PS: seen in the comments that pseudo-numbers depend on a seed, and this is bad. This is the definition of pseudo-numbers, and it is not a bad thing as it allows you to repeat numerical experiments with the same sequence. The idea is that each different seed should produce a sequence of (almost) random numbers, different from a previous sequence (technically, you shouldn't be able to distinguish them from a perfect random sequence).
The seed determines what random numbers will be generated, in order, i.e. srand(1), will always generate the same number on the first call to rand(), the same on the second call to rand() and so on.

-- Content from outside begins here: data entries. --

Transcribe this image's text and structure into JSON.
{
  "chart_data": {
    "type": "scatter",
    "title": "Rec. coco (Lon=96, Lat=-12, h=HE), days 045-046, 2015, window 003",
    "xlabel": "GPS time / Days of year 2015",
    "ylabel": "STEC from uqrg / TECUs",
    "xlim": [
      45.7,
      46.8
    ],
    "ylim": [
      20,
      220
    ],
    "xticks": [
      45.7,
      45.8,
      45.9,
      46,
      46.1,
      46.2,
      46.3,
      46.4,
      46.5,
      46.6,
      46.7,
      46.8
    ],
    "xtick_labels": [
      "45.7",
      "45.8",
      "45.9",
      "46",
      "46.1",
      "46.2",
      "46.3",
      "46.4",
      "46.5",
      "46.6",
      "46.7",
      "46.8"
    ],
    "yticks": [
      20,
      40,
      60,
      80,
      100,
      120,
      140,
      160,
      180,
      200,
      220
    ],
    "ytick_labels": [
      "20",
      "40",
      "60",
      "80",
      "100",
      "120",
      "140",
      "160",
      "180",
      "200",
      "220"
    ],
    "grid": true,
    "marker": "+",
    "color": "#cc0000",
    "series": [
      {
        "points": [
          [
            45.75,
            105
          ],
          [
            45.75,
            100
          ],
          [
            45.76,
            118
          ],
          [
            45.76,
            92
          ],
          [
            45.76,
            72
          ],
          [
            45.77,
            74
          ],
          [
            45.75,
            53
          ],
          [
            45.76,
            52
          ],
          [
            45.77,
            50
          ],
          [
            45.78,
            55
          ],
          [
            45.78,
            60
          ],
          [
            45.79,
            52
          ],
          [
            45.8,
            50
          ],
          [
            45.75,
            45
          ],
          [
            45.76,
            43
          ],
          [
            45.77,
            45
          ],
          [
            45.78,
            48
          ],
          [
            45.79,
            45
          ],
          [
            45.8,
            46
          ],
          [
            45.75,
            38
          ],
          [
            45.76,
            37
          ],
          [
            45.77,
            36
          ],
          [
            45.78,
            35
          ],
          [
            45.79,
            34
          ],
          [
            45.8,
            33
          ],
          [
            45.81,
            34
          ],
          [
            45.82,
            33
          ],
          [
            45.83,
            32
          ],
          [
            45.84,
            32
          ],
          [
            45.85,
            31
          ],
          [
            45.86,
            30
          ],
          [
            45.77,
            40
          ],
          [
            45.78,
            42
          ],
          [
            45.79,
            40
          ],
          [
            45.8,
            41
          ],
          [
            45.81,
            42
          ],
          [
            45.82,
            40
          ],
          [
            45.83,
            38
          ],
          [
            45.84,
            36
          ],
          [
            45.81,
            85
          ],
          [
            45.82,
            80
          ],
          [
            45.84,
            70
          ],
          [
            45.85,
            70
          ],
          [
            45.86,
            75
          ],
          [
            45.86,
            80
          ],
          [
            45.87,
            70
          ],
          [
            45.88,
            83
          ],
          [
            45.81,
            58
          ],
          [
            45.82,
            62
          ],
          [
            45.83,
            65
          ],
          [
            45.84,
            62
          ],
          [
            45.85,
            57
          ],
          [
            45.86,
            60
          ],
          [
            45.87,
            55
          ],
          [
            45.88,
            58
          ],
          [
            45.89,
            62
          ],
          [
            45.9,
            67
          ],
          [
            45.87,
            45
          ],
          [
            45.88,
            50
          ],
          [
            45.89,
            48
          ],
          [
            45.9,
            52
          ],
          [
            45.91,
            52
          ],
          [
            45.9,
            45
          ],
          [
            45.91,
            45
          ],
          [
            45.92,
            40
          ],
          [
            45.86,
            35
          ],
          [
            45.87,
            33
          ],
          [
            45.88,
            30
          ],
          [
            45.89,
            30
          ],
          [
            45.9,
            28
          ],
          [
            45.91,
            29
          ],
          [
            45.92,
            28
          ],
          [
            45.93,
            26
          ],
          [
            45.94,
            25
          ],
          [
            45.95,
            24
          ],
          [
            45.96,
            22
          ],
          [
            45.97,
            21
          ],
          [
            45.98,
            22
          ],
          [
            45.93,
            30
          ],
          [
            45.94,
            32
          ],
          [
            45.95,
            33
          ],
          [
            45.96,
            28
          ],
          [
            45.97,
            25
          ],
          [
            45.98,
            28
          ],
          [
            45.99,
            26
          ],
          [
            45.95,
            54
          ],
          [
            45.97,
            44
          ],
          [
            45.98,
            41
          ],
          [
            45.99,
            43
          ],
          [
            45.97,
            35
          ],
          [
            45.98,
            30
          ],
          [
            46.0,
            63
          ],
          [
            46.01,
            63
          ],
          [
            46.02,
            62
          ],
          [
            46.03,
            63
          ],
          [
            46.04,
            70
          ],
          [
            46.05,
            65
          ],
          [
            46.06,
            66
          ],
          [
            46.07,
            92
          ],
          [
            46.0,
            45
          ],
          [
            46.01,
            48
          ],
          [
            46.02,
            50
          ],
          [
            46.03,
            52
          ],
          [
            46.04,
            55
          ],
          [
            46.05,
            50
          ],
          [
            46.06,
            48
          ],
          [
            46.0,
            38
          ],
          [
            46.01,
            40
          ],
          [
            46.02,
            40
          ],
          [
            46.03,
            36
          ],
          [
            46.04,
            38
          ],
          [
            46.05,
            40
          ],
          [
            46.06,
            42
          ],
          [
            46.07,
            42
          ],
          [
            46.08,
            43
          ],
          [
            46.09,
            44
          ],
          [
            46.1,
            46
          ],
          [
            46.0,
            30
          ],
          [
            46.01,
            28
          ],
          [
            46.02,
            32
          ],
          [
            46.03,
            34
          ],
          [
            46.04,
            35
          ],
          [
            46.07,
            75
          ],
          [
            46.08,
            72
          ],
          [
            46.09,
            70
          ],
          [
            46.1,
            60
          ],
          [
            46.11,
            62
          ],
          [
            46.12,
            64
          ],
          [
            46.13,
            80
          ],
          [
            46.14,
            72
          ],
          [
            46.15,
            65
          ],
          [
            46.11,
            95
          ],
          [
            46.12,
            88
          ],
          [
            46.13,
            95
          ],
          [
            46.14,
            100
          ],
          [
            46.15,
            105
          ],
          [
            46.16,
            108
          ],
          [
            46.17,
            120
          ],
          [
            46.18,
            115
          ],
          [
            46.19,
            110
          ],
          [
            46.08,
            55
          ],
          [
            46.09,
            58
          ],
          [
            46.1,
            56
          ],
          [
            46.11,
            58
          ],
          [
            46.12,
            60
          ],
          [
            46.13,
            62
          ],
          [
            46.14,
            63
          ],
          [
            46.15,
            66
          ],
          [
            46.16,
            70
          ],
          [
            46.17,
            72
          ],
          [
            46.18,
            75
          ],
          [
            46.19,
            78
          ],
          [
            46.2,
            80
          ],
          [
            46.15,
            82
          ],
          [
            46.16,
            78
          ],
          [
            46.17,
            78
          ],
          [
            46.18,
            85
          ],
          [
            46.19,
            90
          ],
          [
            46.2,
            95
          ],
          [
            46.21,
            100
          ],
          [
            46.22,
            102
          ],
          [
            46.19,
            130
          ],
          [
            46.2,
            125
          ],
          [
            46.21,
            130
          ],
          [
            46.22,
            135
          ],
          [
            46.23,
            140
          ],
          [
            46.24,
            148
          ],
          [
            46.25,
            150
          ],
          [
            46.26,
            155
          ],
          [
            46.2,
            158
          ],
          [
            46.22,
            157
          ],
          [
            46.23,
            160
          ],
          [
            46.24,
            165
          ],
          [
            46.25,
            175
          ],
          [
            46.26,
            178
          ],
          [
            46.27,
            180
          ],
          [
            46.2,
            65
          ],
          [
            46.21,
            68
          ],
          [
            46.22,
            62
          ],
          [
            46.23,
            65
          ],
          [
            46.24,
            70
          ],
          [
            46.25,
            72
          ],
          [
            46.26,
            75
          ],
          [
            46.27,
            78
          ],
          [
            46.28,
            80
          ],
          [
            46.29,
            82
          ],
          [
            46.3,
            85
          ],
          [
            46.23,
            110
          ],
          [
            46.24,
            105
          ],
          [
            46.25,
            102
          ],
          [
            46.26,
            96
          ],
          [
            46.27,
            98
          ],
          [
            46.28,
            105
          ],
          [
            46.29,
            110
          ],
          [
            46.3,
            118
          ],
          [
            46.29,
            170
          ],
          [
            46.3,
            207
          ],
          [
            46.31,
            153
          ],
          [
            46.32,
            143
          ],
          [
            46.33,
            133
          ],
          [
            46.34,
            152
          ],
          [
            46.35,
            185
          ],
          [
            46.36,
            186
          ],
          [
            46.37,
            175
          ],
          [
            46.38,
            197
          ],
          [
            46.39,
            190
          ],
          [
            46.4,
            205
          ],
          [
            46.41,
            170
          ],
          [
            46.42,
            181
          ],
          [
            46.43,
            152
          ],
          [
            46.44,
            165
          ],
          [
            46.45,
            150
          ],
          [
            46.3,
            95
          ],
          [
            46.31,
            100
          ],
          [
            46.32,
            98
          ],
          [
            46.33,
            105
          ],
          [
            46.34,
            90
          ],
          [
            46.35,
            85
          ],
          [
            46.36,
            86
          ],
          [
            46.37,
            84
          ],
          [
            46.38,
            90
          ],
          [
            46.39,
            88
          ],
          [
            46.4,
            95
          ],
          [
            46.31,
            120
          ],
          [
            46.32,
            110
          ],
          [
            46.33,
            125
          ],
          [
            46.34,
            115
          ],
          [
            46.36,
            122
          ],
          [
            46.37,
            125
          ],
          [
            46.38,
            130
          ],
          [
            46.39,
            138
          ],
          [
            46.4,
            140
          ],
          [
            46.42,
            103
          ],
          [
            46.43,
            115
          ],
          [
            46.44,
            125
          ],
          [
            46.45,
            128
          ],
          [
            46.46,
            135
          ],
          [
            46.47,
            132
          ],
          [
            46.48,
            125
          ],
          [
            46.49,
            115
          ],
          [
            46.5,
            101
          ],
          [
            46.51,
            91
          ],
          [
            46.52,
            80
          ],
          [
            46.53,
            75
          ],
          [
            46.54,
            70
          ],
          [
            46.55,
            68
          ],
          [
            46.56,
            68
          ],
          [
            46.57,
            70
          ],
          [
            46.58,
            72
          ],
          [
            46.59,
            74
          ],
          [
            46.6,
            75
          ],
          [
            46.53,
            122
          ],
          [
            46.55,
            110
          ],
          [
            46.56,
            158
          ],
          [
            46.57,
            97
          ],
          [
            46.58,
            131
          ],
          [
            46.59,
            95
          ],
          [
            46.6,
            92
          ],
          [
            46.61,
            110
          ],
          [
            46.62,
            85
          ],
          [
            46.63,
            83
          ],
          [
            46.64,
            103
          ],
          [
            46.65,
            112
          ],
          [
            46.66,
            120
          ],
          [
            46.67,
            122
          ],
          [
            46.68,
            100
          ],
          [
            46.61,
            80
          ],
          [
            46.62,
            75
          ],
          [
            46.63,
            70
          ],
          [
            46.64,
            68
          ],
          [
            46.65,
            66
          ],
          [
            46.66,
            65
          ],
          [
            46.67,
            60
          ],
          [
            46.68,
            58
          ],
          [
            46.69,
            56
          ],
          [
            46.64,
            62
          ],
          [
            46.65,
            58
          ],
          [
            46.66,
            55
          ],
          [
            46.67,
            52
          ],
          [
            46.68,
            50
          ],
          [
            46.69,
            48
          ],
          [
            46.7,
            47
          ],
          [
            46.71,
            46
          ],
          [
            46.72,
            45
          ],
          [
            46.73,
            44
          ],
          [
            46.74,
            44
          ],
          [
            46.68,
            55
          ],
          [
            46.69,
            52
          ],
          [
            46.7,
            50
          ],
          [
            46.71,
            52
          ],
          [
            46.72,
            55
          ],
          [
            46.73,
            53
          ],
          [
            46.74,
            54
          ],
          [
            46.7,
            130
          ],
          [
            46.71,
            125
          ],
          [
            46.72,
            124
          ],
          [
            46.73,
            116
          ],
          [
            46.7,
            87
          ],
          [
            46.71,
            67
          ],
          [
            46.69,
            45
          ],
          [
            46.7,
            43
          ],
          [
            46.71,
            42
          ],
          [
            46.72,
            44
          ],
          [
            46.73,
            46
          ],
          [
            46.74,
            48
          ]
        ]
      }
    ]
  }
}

In other words, if you re-seeded with the same seed before each rand() invocation, you'd generate the same random number every single time.

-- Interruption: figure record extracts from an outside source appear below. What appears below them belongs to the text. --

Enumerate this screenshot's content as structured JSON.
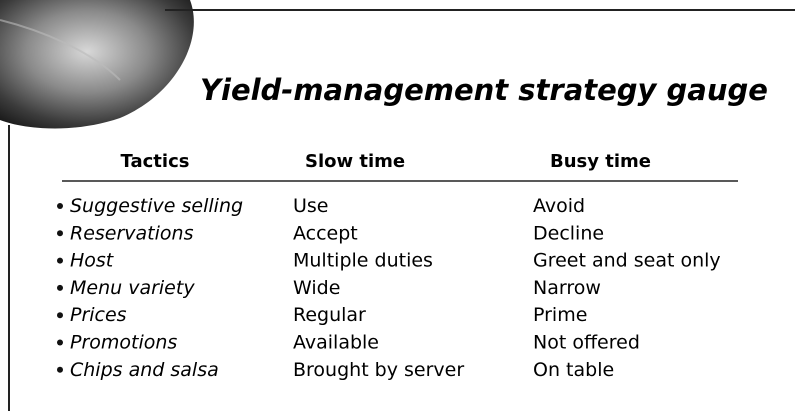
{
  "header": {
    "title": "Yield-management strategy gauge"
  },
  "table": {
    "columns": [
      "Tactics",
      "Slow time",
      "Busy time"
    ],
    "rows": [
      [
        "Suggestive selling",
        "Use",
        "Avoid"
      ],
      [
        "Reservations",
        "Accept",
        "Decline"
      ],
      [
        "Host",
        "Multiple duties",
        "Greet and seat only"
      ],
      [
        "Menu variety",
        "Wide",
        "Narrow"
      ],
      [
        "Prices",
        "Regular",
        "Prime"
      ],
      [
        "Promotions",
        "Available",
        "Not offered"
      ],
      [
        "Chips and salsa",
        "Brought by server",
        "On table"
      ]
    ]
  }
}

So successive seeding with time(0), during a single second, will mean all your random numbers after re-seeding are actually the same number.
Most of the other answers are saying exactly what the question already stated: multiple calls to srand with the same second will produce the same seed. I believe the actual question is the same one that I had, which is: why would it be bad to call srand multiple times, even if it was with a different seed every time?
I can think of three reasons:
People are not clear in their language and they actually mean srand should not be called multiple times with time() if you want different sequences of random numbers.
It's cryptographically bad because every seed passed to srand is not itself a random number (well, it's probably not). Meaning, every srand is injecting a chance for someone to guess that seed and therefore predict your stream of pseudo-random numbers.
It can mess up the distribution of pseudo-random numbers. #vsoftco's answer gave me a clue. If you call srand once, rand can be designed to give you a uniform distribution of pseudo-random numbers over its lifetime. If you call srand in the middle, however, you'll throw off that uniform distribution because it would "start over" with a new seed.
So, if you don't care about any of that, I would think it's okay to call srand more than once. In my case, I want to call it at the start of my program, but call it again after a fork() because the seed is apparently shared across child processes, and I want each child process to have its own sequence of pseudo-random numbers.
Going back to why it's cryptographically bad, it's easier to guess a seed if it's something like time() because a bad actor can try to guess the time it was seeded. That is why calling srand at the start of a program might be better, because it could be less likely that someone would guess that time as well as, say, when a server request was initiated.
But I would surmise that even passing nanoseconds would be cryptographically dangerous if there's a chance the underlying clock doesn't have that kind of precision. Imagine, for example, that you call srand(get_time_in_ns()) and the underlying clock only returns time to the nearest millisecond.
Now, I'm no crypto expert in any way, but this leads me to wonder if it would be safer than current-time to pass the output of a different pseudo-random generator as seeds to multiple srand calls? For example, can you call each srand with a number from Linux's /dev/random? (I imagine you might want to do that if you want a safer seed than the current time but still want to use rand() so you don't have the overhead of reading from the kernel every time.)